Lyons: Flooding makes Bulldogs, Wildcats put rivalry aside

Published 12:01 am Saturday, August 20, 2016

Wildcats and Bulldogs aren’t supposed to get along — at least, not around these parts.

The St. James Wildcats and the Lutcher Bulldogs are sworn enemies of one another, with decades of history fueling a fierce rivalry between the two schools on opposite sides of the Mississippi River.

They’ve fought on football fields, baseball fields, basketball courts and tracks for years, sometimes not so nicely.

That rivalry came to a head last December when the two football teams met in the Mercedes-Benz Superdome to vie for the Class 3A state championship.

Pretty much all of St. James Parish came to watch and cheer, creating a sea of black and gold on one side, purple and gold on the other.

But for the last week, that rivalry has been completely forgotten, washed away by Mother Nature. And all those colors have been blended together in rising waters.

The historic rainstorm that sat over Louisiana last week dumped nearly seven trillion gallons of water on the areas to our west, destroying more than 40,000 homes, flooding schools and displacing students.

Although St. James and St. John the Baptist parishes were spared in the initial onslaught, this week residents on the East Bank began fighting backwater flooding from the overflow. Schools were closed, streets began to flood, homes were threatened.

And folks answered the call to help.

Friends and families banded together. Neighbor helped neighbor.

Lutcher coach Dwain Jenkins was all over the parish this week helping friends, neighbors, his players and coaches with all thoughts of football pushed way aside.

By Tuesday night, Jenkins’ own home was being threatened.

“I’m looking out on my ocean front property,” he joked.

His house was sandbagged bright and early Wednesday morning.

St. James football coach Robert Valdez also lives on the East Bank of St. James, but his home near the river wasn’t in imminent danger. There was no threat to the Wildcats players on the West Bank either.

But Monday morning Valdez called the bus drivers who regularly pick up his players and told them to make a run.

“I told them to pick up anybody they could,” Valdez said. “We had players, cheerleaders, everybody.”

They all headed across Veterans Memorial Bridge to Lutcher, Paulina, Grand Point and Gramercy, to join the Bulldogs and their fans.

Elbow to elbow they filled sandbags and stacked them at Lutcher Elementary School, at businesses and at homes, some of them with purple and gold Bulldog décor.

That didn’t matter.

We’ve seen it happening all across the areas that have been devastated by floods. Football and baseball teams have exchanged one set of gloves for another to help friends, family and strangers clean out their destroyed houses.

My own sister in Baton Rouge had a bunch of football players come to her house to remove soggy mattresses and the ruins of my grandparents’ antique dining room table

The teams who made out OK, meanwhile, were busy cooking meals, feeding those left homeless and helping to cut the sheetrock out of many, many homes.
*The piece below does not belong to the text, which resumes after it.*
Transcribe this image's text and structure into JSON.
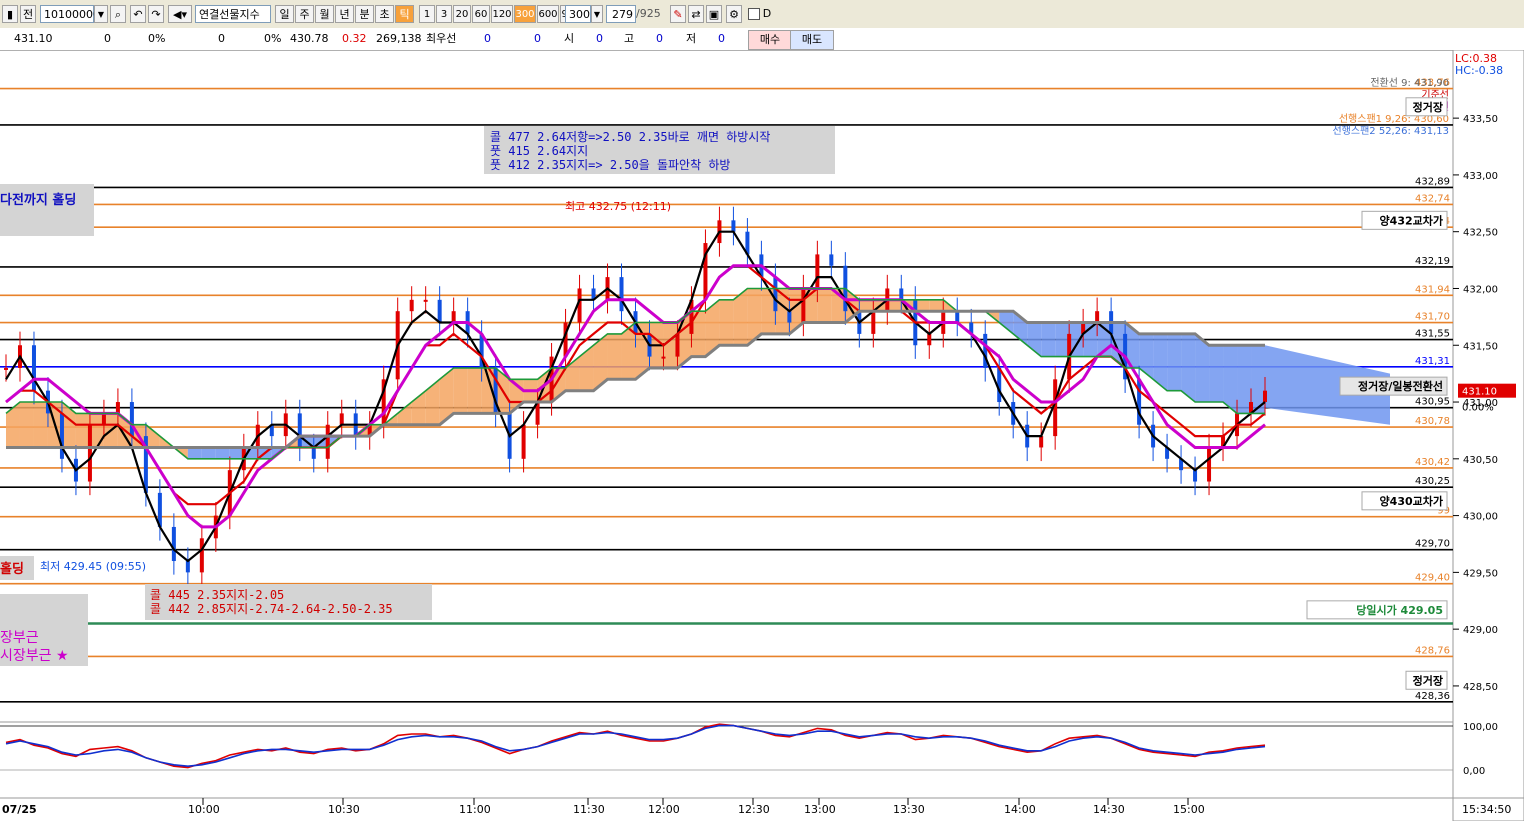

Just four years ago this month, some of those same people were doing all these things for residents in St. John after Hurricane Isaac devastated so many homes, businesses and schools here.

Folks put aside their rivalries then too.

“I tell people all the time, we can learn a lot from football players,” Valdez said. “They put aside their differences all the time. We’re all one in times like this.”